ВАМ, БОЯЩИМСЯ МИРОВОГО КРИЗИСА В КОНЦЕ ГОДА

Мир дрогнул, как зарубленная ель –
Как срез вскипел кровавою смолою! –
И рухнул ниц со скрежетом и долгим
Древясным воем (с пепельных небес
Снег техногенный, шопоть, нагасака,
Летел, не долетая до земли,
И испарялся в лазерных лучах).

И сорок дней, покуда совершался
Корпоратив, – рассвет не наступал.

И труп, одет в прозекторский глазет
И в мишуру, в то мертвенно живое,
Что ряженых несытых веселит,
Во тьму агонизирующим взглядом
Шаров стекляннодутых расписных
Уставился незряче, – и глава
Увенчана рубиновой звездою
(И мир, и град – врагом без бою взят!).
Ни жизнь, ни смерть – воздвигнут на позор,
И сонмы лярв, сояясь в хороводы,
Под терменвокс сезонных распродаж
Завыли: « А! так это ты – наш мир?!!
Ну, докажи! Шагни из крестовины!»

Он не шагнет, когда б и захотел.

Поэтому – и ты, и ты, и ты,
И двое вас, и эти, – шаг назад.
Все обездоленные, попранные тьмою
Конца времен, – за мной из городов!

Замкнувши взгляд и слух, – за мною в ночь,
Погостами проспектов и проездов,
Надгробиями баннеров рекламных
(Куранты заводные прозвяцали
Уже давно нам комендантский час,
Но только не оглядывайтесь – мимо
Мы проскользнем, и ни один патруль,
Что наш не встретит взгляд, не страшен нам).

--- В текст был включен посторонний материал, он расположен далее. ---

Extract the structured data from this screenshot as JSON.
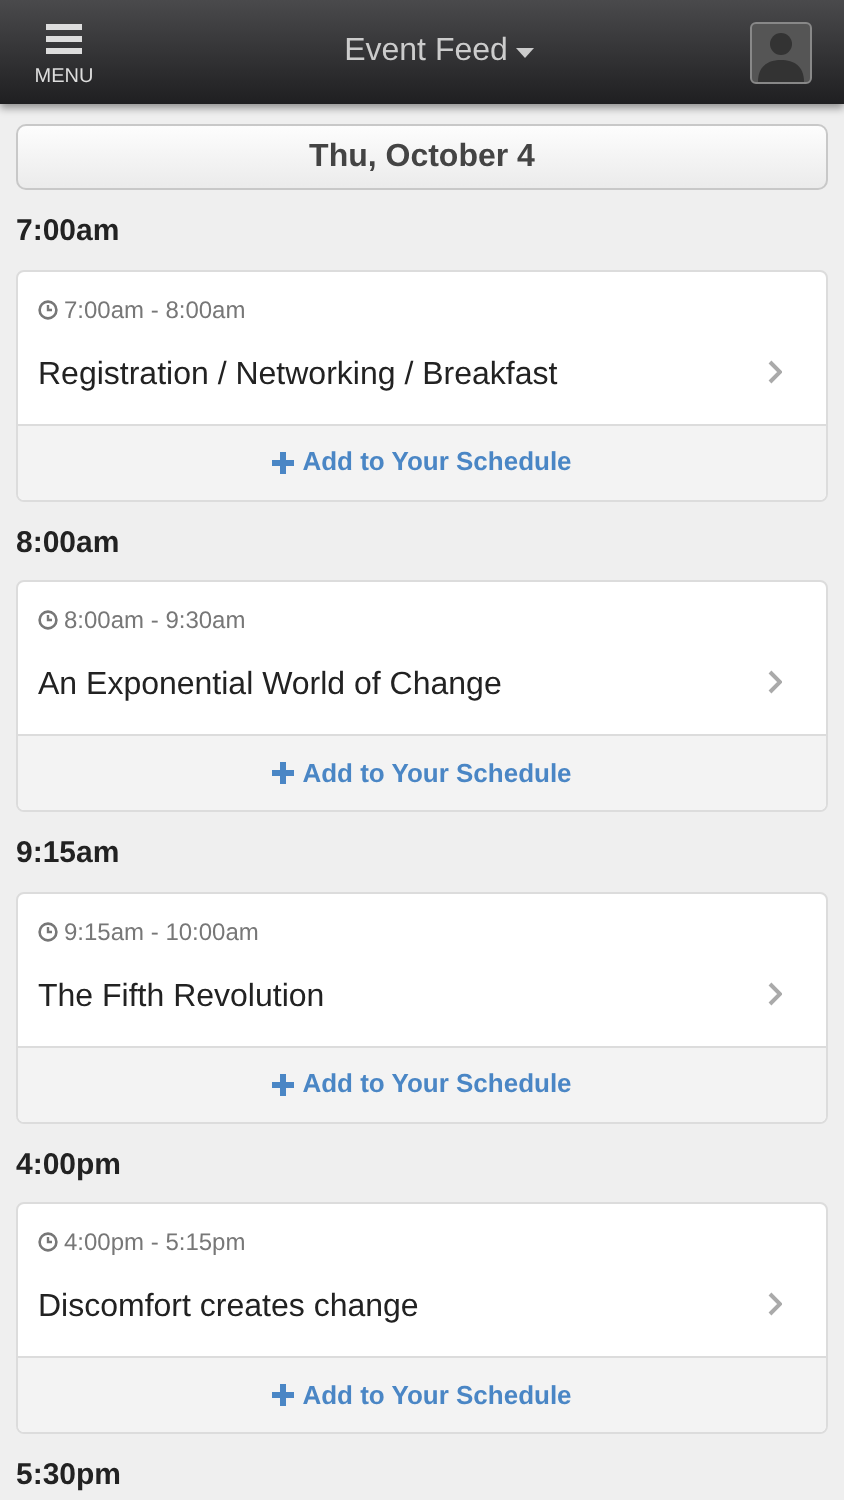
{
  "header": {
    "menu_label": "MENU",
    "title": "Event Feed"
  },
  "date": "Thu, October 4",
  "sections": [
    {
      "time": "7:00am",
      "event": {
        "range": "7:00am - 8:00am",
        "title": "Registration / Networking / Breakfast",
        "action": "Add to Your Schedule"
      }
    },
    {
      "time": "8:00am",
      "event": {
        "range": "8:00am - 9:30am",
        "title": "An Exponential World of Change",
        "action": "Add to Your Schedule"
      }
    },
    {
      "time": "9:15am",
      "event": {
        "range": "9:15am - 10:00am",
        "title": "The Fifth Revolution",
        "action": "Add to Your Schedule"
      }
    },
    {
      "time": "4:00pm",
      "event": {
        "range": "4:00pm - 5:15pm",
        "title": "Discomfort creates change",
        "action": "Add to Your Schedule"
      }
    },
    {
      "time": "5:30pm"
    }
  ]
}
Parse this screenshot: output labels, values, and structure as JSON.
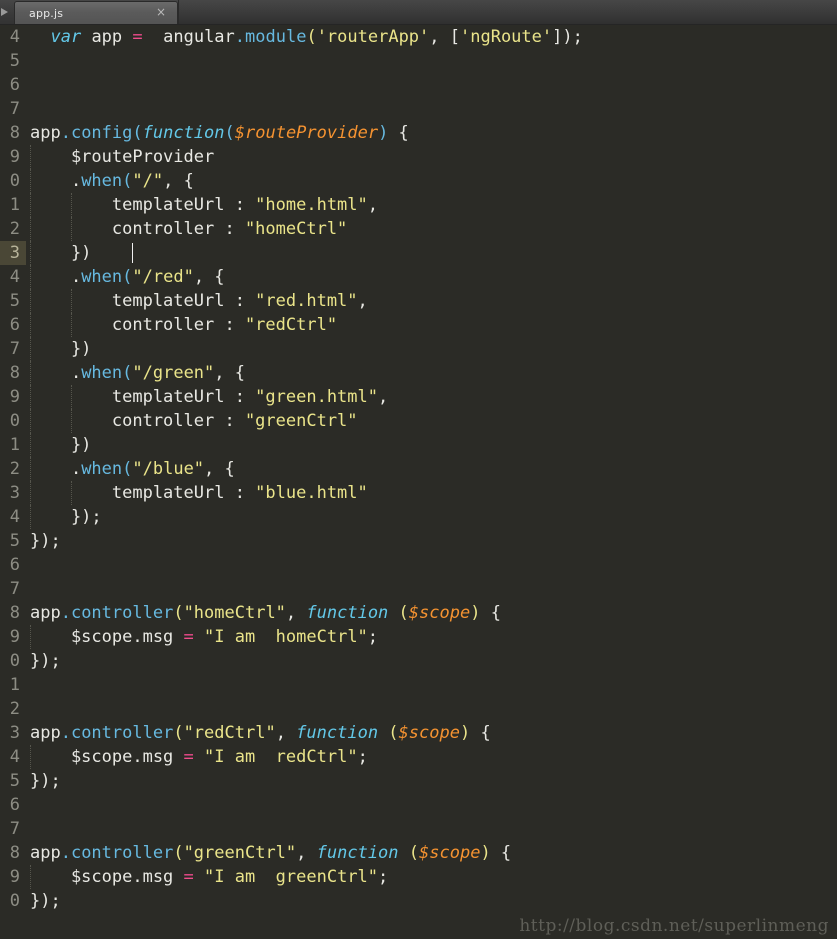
{
  "window": {
    "title": "app.js",
    "theme": "dark-monokai-like"
  },
  "tab_bar": {
    "scroll_left_icon": "triangle-left-icon",
    "tabs": [
      {
        "label": "app.js",
        "close_icon": "close-icon",
        "active": true
      }
    ]
  },
  "colors": {
    "background": "#2b2b26",
    "gutter_text": "#8d8d84",
    "current_line_gutter_bg": "#4a4736",
    "keyword": "#63c8e8",
    "method": "#67b9e0",
    "string": "#eae48a",
    "operator": "#ef4b8c",
    "variable": "#f59331",
    "plain": "#e8e8e3",
    "indent_guide": "#55554c",
    "tab_active_bg": "#5b5b5b",
    "tab_bar_bg": "#3a3a3a",
    "watermark": "#5f5f58"
  },
  "editor": {
    "language": "JavaScript",
    "current_line_number": "3",
    "caret": {
      "line_index": 9,
      "column": 10
    },
    "line_numbers": [
      "4",
      "5",
      "6",
      "7",
      "8",
      "9",
      "0",
      "1",
      "2",
      "3",
      "4",
      "5",
      "6",
      "7",
      "8",
      "9",
      "0",
      "1",
      "2",
      "3",
      "4",
      "5",
      "6",
      "7",
      "8",
      "9",
      "0",
      "1",
      "2",
      "3",
      "4",
      "5",
      "6",
      "7",
      "8",
      "9",
      "0"
    ],
    "lines": [
      {
        "num": "4",
        "tokens": [
          {
            "t": "  ",
            "c": "plain"
          },
          {
            "t": "var",
            "c": "kw"
          },
          {
            "t": " app ",
            "c": "plain"
          },
          {
            "t": "=",
            "c": "op"
          },
          {
            "t": "  ",
            "c": "plain"
          },
          {
            "t": "angular",
            "c": "plain"
          },
          {
            "t": ".module",
            "c": "method"
          },
          {
            "t": "(",
            "c": "punc-y"
          },
          {
            "t": "'routerApp'",
            "c": "str"
          },
          {
            "t": ", [",
            "c": "plain"
          },
          {
            "t": "'ngRoute'",
            "c": "str"
          },
          {
            "t": "]);",
            "c": "plain"
          }
        ]
      },
      {
        "num": "5",
        "tokens": []
      },
      {
        "num": "6",
        "tokens": []
      },
      {
        "num": "7",
        "tokens": []
      },
      {
        "num": "8",
        "tokens": [
          {
            "t": "app",
            "c": "plain"
          },
          {
            "t": ".config",
            "c": "method"
          },
          {
            "t": "(",
            "c": "punc-b"
          },
          {
            "t": "function",
            "c": "fn"
          },
          {
            "t": "(",
            "c": "punc-b"
          },
          {
            "t": "$routeProvider",
            "c": "var"
          },
          {
            "t": ")",
            "c": "punc-b"
          },
          {
            "t": " {",
            "c": "plain"
          }
        ]
      },
      {
        "num": "9",
        "tokens": [
          {
            "t": "    $routeProvider",
            "c": "plain"
          }
        ]
      },
      {
        "num": "0",
        "tokens": [
          {
            "t": "    .",
            "c": "plain"
          },
          {
            "t": "when",
            "c": "method"
          },
          {
            "t": "(",
            "c": "punc-b"
          },
          {
            "t": "\"/\"",
            "c": "str"
          },
          {
            "t": ", {",
            "c": "plain"
          }
        ]
      },
      {
        "num": "1",
        "tokens": [
          {
            "t": "        templateUrl : ",
            "c": "plain"
          },
          {
            "t": "\"home.html\"",
            "c": "str"
          },
          {
            "t": ",",
            "c": "plain"
          }
        ]
      },
      {
        "num": "2",
        "tokens": [
          {
            "t": "        controller : ",
            "c": "plain"
          },
          {
            "t": "\"homeCtrl\"",
            "c": "str"
          }
        ]
      },
      {
        "num": "3",
        "current": true,
        "tokens": [
          {
            "t": "    })",
            "c": "plain"
          }
        ]
      },
      {
        "num": "4",
        "tokens": [
          {
            "t": "    .",
            "c": "plain"
          },
          {
            "t": "when",
            "c": "method"
          },
          {
            "t": "(",
            "c": "punc-b"
          },
          {
            "t": "\"/red\"",
            "c": "str"
          },
          {
            "t": ", {",
            "c": "plain"
          }
        ]
      },
      {
        "num": "5",
        "tokens": [
          {
            "t": "        templateUrl : ",
            "c": "plain"
          },
          {
            "t": "\"red.html\"",
            "c": "str"
          },
          {
            "t": ",",
            "c": "plain"
          }
        ]
      },
      {
        "num": "6",
        "tokens": [
          {
            "t": "        controller : ",
            "c": "plain"
          },
          {
            "t": "\"redCtrl\"",
            "c": "str"
          }
        ]
      },
      {
        "num": "7",
        "tokens": [
          {
            "t": "    })",
            "c": "plain"
          }
        ]
      },
      {
        "num": "8",
        "tokens": [
          {
            "t": "    .",
            "c": "plain"
          },
          {
            "t": "when",
            "c": "method"
          },
          {
            "t": "(",
            "c": "punc-b"
          },
          {
            "t": "\"/green\"",
            "c": "str"
          },
          {
            "t": ", {",
            "c": "plain"
          }
        ]
      },
      {
        "num": "9",
        "tokens": [
          {
            "t": "        templateUrl : ",
            "c": "plain"
          },
          {
            "t": "\"green.html\"",
            "c": "str"
          },
          {
            "t": ",",
            "c": "plain"
          }
        ]
      },
      {
        "num": "0",
        "tokens": [
          {
            "t": "        controller : ",
            "c": "plain"
          },
          {
            "t": "\"greenCtrl\"",
            "c": "str"
          }
        ]
      },
      {
        "num": "1",
        "tokens": [
          {
            "t": "    })",
            "c": "plain"
          }
        ]
      },
      {
        "num": "2",
        "tokens": [
          {
            "t": "    .",
            "c": "plain"
          },
          {
            "t": "when",
            "c": "method"
          },
          {
            "t": "(",
            "c": "punc-b"
          },
          {
            "t": "\"/blue\"",
            "c": "str"
          },
          {
            "t": ", {",
            "c": "plain"
          }
        ]
      },
      {
        "num": "3",
        "tokens": [
          {
            "t": "        templateUrl : ",
            "c": "plain"
          },
          {
            "t": "\"blue.html\"",
            "c": "str"
          }
        ]
      },
      {
        "num": "4",
        "tokens": [
          {
            "t": "    });",
            "c": "plain"
          }
        ]
      },
      {
        "num": "5",
        "tokens": [
          {
            "t": "});",
            "c": "plain"
          }
        ]
      },
      {
        "num": "6",
        "tokens": []
      },
      {
        "num": "7",
        "tokens": []
      },
      {
        "num": "8",
        "tokens": [
          {
            "t": "app",
            "c": "plain"
          },
          {
            "t": ".controller",
            "c": "method"
          },
          {
            "t": "(",
            "c": "punc-y"
          },
          {
            "t": "\"homeCtrl\"",
            "c": "str"
          },
          {
            "t": ", ",
            "c": "plain"
          },
          {
            "t": "function",
            "c": "fn"
          },
          {
            "t": " (",
            "c": "punc-y"
          },
          {
            "t": "$scope",
            "c": "var"
          },
          {
            "t": ")",
            "c": "punc-y"
          },
          {
            "t": " {",
            "c": "plain"
          }
        ]
      },
      {
        "num": "9",
        "tokens": [
          {
            "t": "    $scope.msg ",
            "c": "plain"
          },
          {
            "t": "=",
            "c": "op"
          },
          {
            "t": " ",
            "c": "plain"
          },
          {
            "t": "\"I am  homeCtrl\"",
            "c": "str"
          },
          {
            "t": ";",
            "c": "plain"
          }
        ]
      },
      {
        "num": "0",
        "tokens": [
          {
            "t": "});",
            "c": "plain"
          }
        ]
      },
      {
        "num": "1",
        "tokens": []
      },
      {
        "num": "2",
        "tokens": []
      },
      {
        "num": "3",
        "tokens": [
          {
            "t": "app",
            "c": "plain"
          },
          {
            "t": ".controller",
            "c": "method"
          },
          {
            "t": "(",
            "c": "punc-y"
          },
          {
            "t": "\"redCtrl\"",
            "c": "str"
          },
          {
            "t": ", ",
            "c": "plain"
          },
          {
            "t": "function",
            "c": "fn"
          },
          {
            "t": " (",
            "c": "punc-y"
          },
          {
            "t": "$scope",
            "c": "var"
          },
          {
            "t": ")",
            "c": "punc-y"
          },
          {
            "t": " {",
            "c": "plain"
          }
        ]
      },
      {
        "num": "4",
        "tokens": [
          {
            "t": "    $scope.msg ",
            "c": "plain"
          },
          {
            "t": "=",
            "c": "op"
          },
          {
            "t": " ",
            "c": "plain"
          },
          {
            "t": "\"I am  redCtrl\"",
            "c": "str"
          },
          {
            "t": ";",
            "c": "plain"
          }
        ]
      },
      {
        "num": "5",
        "tokens": [
          {
            "t": "});",
            "c": "plain"
          }
        ]
      },
      {
        "num": "6",
        "tokens": []
      },
      {
        "num": "7",
        "tokens": []
      },
      {
        "num": "8",
        "tokens": [
          {
            "t": "app",
            "c": "plain"
          },
          {
            "t": ".controller",
            "c": "method"
          },
          {
            "t": "(",
            "c": "punc-y"
          },
          {
            "t": "\"greenCtrl\"",
            "c": "str"
          },
          {
            "t": ", ",
            "c": "plain"
          },
          {
            "t": "function",
            "c": "fn"
          },
          {
            "t": " (",
            "c": "punc-y"
          },
          {
            "t": "$scope",
            "c": "var"
          },
          {
            "t": ")",
            "c": "punc-y"
          },
          {
            "t": " {",
            "c": "plain"
          }
        ]
      },
      {
        "num": "9",
        "tokens": [
          {
            "t": "    $scope.msg ",
            "c": "plain"
          },
          {
            "t": "=",
            "c": "op"
          },
          {
            "t": " ",
            "c": "plain"
          },
          {
            "t": "\"I am  greenCtrl\"",
            "c": "str"
          },
          {
            "t": ";",
            "c": "plain"
          }
        ]
      },
      {
        "num": "0",
        "tokens": [
          {
            "t": "});",
            "c": "plain"
          }
        ]
      }
    ]
  },
  "watermark": {
    "text": "http://blog.csdn.net/superlinmeng"
  }
}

И – прочь, в пустыню, следом за волхвами.

 

SMOOTH

наш с вами мир так приспособлен быть гладким
скользким однородным смягченным

мы изобрели для своего обихода
множество этих маленьких предметов
еле видимых но хорошо подогнанных друг к другу
четыре миллиарда шарикоподшипниковых наносистем
неслышно двигающихся туда-обратно
в резервуаре искусственного вазелина
(медленно с ласковым всхлюпом
высосано из вен планеты и переработано
восемь биллионов тонн нефтепродуктов)
поршни лоснящиеся от слизи
не производящие даже впечатления силы
(сила – трения тяжести весомости конечности –
мягко отменена)
мусс наших цикличных потребностей
части всеединого
смазочного механизма

не за что зацепиться
поэтому увы оргазма не будет
но зато не будет и зачатия: в этой всеперерабатывающей утробе
рождение запрещено

 

Lucy in the Sky with Diamonds

Когда Люси О.Доннел,
девочка с калейдоскопическими глазами,
была маленькой,
она смеялась,
брызгалась краской в мальчика Джулиана
на уроке рисования.

Когда Люси О.Доннел выросла,
она умерла.

Системная красная волчанка –
болезнь Либмана-Сакса –
аутоиммунное заболевание –
system lupus erythematosis –
диффузное заболевание соединительной ткани,
характеризующееся системным
иммунокомплексным поражением соединительной ткани и её производных
с поражением сосудов микроциркуляторного русла.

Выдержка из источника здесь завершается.